Answer
The values are $\frac{1}{2},\frac{\sqrt{3}}{2},\frac{\sqrt{3}}{3},\frac{\sqrt{3}}{1},\frac{2\sqrt{3}}{3}\,\text{ and }\,2$.
Work Step by Step
We have to use the Pythagorian Theorem to find the value of the base (b) for the given angle $\theta $
The perpendicular is $a=1$ and the hypotenuse is $c=2$.

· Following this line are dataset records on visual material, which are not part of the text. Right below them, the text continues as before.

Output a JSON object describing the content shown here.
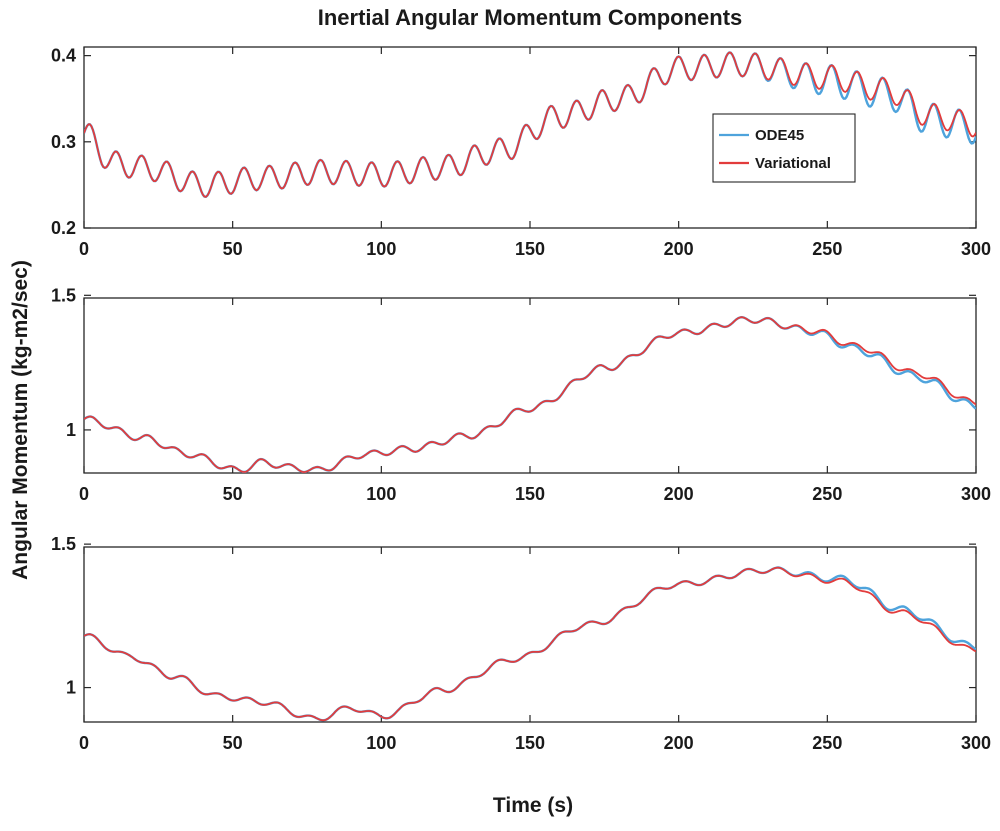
{
  "chart_data": {
    "type": "line",
    "title": "Inertial Angular Momentum Components",
    "xlabel": "Time (s)",
    "ylabel": "Angular Momentum (kg-m2/sec)",
    "legend": {
      "placement": "right",
      "entries": [
        "ODE45",
        "Variational"
      ]
    },
    "colors": {
      "ODE45": "#4ea3dc",
      "Variational": "#e23c3c"
    },
    "subplots": [
      {
        "xlim": [
          0,
          300
        ],
        "ylim": [
          0.2,
          0.41
        ],
        "xticks": [
          "0",
          "50",
          "100",
          "150",
          "200",
          "250",
          "300"
        ],
        "yticks": [
          "0.2",
          "0.3",
          "0.4"
        ],
        "ytick_values": [
          0.2,
          0.3,
          0.4
        ],
        "baseline": [
          [
            0,
            0.31
          ],
          [
            10,
            0.275
          ],
          [
            20,
            0.27
          ],
          [
            40,
            0.25
          ],
          [
            60,
            0.258
          ],
          [
            80,
            0.265
          ],
          [
            100,
            0.262
          ],
          [
            120,
            0.27
          ],
          [
            140,
            0.29
          ],
          [
            160,
            0.33
          ],
          [
            180,
            0.35
          ],
          [
            200,
            0.385
          ],
          [
            220,
            0.39
          ],
          [
            250,
            0.375
          ],
          [
            270,
            0.36
          ],
          [
            285,
            0.33
          ],
          [
            300,
            0.32
          ]
        ],
        "osc_amp": 0.014,
        "osc_period": 8.6,
        "ode_offset": -0.004,
        "ode_drift_start": 225,
        "legend_visible": true
      },
      {
        "xlim": [
          0,
          300
        ],
        "ylim": [
          0.84,
          1.49
        ],
        "xticks": [
          "0",
          "50",
          "100",
          "150",
          "200",
          "250",
          "300"
        ],
        "yticks": [
          "1",
          "1.5"
        ],
        "ytick_values": [
          1.0,
          1.5
        ],
        "baseline": [
          [
            0,
            1.04
          ],
          [
            20,
            0.97
          ],
          [
            35,
            0.91
          ],
          [
            52,
            0.85
          ],
          [
            60,
            0.88
          ],
          [
            70,
            0.86
          ],
          [
            78,
            0.85
          ],
          [
            95,
            0.91
          ],
          [
            110,
            0.93
          ],
          [
            130,
            0.98
          ],
          [
            150,
            1.08
          ],
          [
            175,
            1.23
          ],
          [
            200,
            1.36
          ],
          [
            225,
            1.41
          ],
          [
            245,
            1.37
          ],
          [
            260,
            1.31
          ],
          [
            280,
            1.21
          ],
          [
            300,
            1.1
          ]
        ],
        "osc_amp": 0.012,
        "osc_period": 9.5,
        "ode_offset": -0.012,
        "ode_drift_start": 235,
        "legend_visible": false
      },
      {
        "xlim": [
          0,
          300
        ],
        "ylim": [
          0.88,
          1.49
        ],
        "xticks": [
          "0",
          "50",
          "100",
          "150",
          "200",
          "250",
          "300"
        ],
        "yticks": [
          "1",
          "1.5"
        ],
        "ytick_values": [
          1.0,
          1.5
        ],
        "baseline": [
          [
            0,
            1.18
          ],
          [
            15,
            1.11
          ],
          [
            30,
            1.04
          ],
          [
            45,
            0.97
          ],
          [
            60,
            0.95
          ],
          [
            78,
            0.89
          ],
          [
            90,
            0.93
          ],
          [
            100,
            0.9
          ],
          [
            120,
            0.99
          ],
          [
            145,
            1.1
          ],
          [
            170,
            1.22
          ],
          [
            200,
            1.36
          ],
          [
            230,
            1.41
          ],
          [
            255,
            1.37
          ],
          [
            275,
            1.26
          ],
          [
            300,
            1.13
          ]
        ],
        "osc_amp": 0.01,
        "osc_period": 10.5,
        "ode_offset": 0.01,
        "ode_drift_start": 232,
        "legend_visible": false
      }
    ]
  }
}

So, the base $b$ is given by:
$\begin{align}
& {{a}^{2}}+{{b}^{2}}={{c}^{2}} \\
& {{b}^{2}}={{c}^{2}}-{{a}^{2}} \\
& ={{2}^{2}}-{{1}^{2}}
\end{align}$
Further simplify the equation:
$\begin{align}
& a=4-1 \\
& =\sqrt{3}
\end{align}$
Therefore, the base (b) is $\sqrt{3}$
$\begin{align}
& \sin \theta =\frac{a}{c} \\
& =\frac{1}{2}
\end{align}$
And the value of cos is:
$\begin{align}
& \cos \theta =\frac{b}{c} \\
& =\frac{\sqrt{3}}{2}
\end{align}$
And the value of tan is:
$\begin{align}
& \tan \theta =\frac{a}{b} \\
& =\frac{\sqrt{3}}{3}
\end{align}$
And the value of cot is:
$\begin{align}
& \cot \theta =\frac{b}{a} \\
& =\frac{\sqrt{3}}{1}
\end{align}$
And the value of sec is:
$\begin{align}
& \sec \theta =\frac{c}{b} \\
& =\frac{2}{\sqrt{3}} \\
& =\frac{2\sqrt{3}}{3}
\end{align}$
And the value of cosec is:
$\operatorname{cosec}\theta =\frac{c}{a}=2$
Thus, the values are $\frac{1}{2},\frac{\sqrt{3}}{2},\frac{\sqrt{3}}{3},\frac{\sqrt{3}}{1},\frac{2\sqrt{3}}{3}\,\text{ and }\,2$.